12 Drink Minimum

THE STORY OF 12 DRINK MINIMUM

12 Drink Minimum is an Improv Troupe that rose from the fire of the Ad Libs workshops. The group originated as a Russian, an Indian, a Trauma Surgeon, a Real Estate Broker, just Some Other Guy and a 5th Beatle. (There is no known sighting of the 5th Beatle). Later a Nurse was added to the group and a bond was formed. They had that certain chemistry that made them think this thing would never end... Well, they say all good things must come to an end, so the group must have been a good thing because one sunny day it came to an end.

Randy, the surgeon, and Susan, the nurse, had a dual wedding with Angelina and Brad Pitt and then the four of them headed off to Cambodia to care for needy kids and give them a thorough inspection, so Angelina can decide which one is best fit for adopting. Unfortunately, because of the Patriot Act some members of Airport Security raided the home of Alex, the Russian, and Raj, the Indian, and they were deported back to their homeland. Greg Self, Dallas' leading realtor ( www.nhlrealty.com), has finally been tracked down by the IRS and he went away for 2-4 years. The other guy, well who cares - he is just some other guy.

So on October 27 2006, 12 Drink Minimum performed what was then their final performance. 

Well now fast forward several months later:

Apparently Randy and Susan have parted ways with Brad and Angelina. They finally came to realization that it is pointless to care for the kids of Cambodia because it is true that you can take the kid out of Cambodia, but you can't take the Cambodia out of the kid. Given that fact, they felt they didn't need to bring the kids here and let them infect America's youth with Cambodi (plural), so they have returned to the States to try and pick up where they left off. Alex and Raj have both come up with a new social security number and falsified all pertinent documents to allow their return to the States as well. Oddly enough they all arrived at DFW Airport at the same time and while waiting in line for a taxi they noticed a very Chuck Nolandesque* (sans Wilson) limo driver holding a sign reading "Cory Lidle". They discovered, through all the facial hair, the limo driver was actually just Some Other Guy. Once they found out how long he had been waiting there and explained to him how much longer he would have to wait he decided to wait no more and had them all load up in the limo so they could go have a few drinks and catch up on what has happened since the last show. 

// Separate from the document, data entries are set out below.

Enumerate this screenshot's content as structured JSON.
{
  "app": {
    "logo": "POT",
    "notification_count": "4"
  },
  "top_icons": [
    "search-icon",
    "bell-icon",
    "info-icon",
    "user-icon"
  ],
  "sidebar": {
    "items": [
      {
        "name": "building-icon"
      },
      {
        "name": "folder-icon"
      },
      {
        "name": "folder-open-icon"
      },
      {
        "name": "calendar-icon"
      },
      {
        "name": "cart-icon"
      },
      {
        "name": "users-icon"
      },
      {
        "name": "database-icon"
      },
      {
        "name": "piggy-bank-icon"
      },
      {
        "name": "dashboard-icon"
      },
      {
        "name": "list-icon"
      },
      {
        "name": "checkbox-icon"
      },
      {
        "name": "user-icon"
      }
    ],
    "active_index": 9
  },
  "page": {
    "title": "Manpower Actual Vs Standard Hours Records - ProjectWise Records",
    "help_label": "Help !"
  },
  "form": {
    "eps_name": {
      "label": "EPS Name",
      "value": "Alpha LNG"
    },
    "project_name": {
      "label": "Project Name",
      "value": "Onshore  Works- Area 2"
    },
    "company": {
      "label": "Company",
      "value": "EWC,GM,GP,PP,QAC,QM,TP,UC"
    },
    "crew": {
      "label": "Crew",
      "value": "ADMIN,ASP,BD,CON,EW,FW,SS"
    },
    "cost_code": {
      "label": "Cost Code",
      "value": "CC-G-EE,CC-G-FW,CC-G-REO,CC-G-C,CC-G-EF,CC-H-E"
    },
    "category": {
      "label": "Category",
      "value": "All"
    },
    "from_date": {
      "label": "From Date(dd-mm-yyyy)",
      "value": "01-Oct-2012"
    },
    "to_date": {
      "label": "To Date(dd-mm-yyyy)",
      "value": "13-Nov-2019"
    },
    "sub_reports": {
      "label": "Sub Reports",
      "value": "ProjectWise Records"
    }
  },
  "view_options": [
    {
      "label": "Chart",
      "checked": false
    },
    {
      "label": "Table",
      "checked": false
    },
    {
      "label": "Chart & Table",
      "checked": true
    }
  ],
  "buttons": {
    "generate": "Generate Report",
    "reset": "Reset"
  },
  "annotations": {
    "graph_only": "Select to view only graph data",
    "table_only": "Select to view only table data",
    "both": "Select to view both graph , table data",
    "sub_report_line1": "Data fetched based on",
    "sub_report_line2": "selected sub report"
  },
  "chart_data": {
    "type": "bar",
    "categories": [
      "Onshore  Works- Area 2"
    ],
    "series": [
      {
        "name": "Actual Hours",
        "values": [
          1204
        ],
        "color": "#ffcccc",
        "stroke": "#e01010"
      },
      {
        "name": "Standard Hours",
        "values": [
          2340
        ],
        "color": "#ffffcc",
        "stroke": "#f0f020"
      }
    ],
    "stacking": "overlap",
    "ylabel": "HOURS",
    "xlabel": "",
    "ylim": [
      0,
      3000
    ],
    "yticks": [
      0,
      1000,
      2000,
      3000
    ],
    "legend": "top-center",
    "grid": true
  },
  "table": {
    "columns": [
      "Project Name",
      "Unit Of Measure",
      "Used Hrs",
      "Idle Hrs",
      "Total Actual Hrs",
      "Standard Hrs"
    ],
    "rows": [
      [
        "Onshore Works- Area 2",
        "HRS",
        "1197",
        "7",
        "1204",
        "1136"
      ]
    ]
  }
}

They did find out that Greg Self's ( Dallas' leading realtor) appeal is not going well and the security guards found the file in the cake that Some Other Guy baked for him, so he won't be reuniting with them at this time. While catching up and reminiscing they also discussed who could possibly replace the irreplaceable Greg (the show, as you know, must go on). Then, as if it was destiny, they noticed "Her." Right there in their presence was the Chosen One, the missing piece to the puzzle. She was working as a waitress in the cocktail bar when they met her - and in a wink of an eye she became a part of 12 Drink Minimum! Shortly thereafter, the Waitress became a Teacher (aren't you concerned about the poor kids?). So now you can see the Russian, the Indian, the Trauma Surgeon, the Nurse, Some Other Guy and the newly found Teacher performing once again!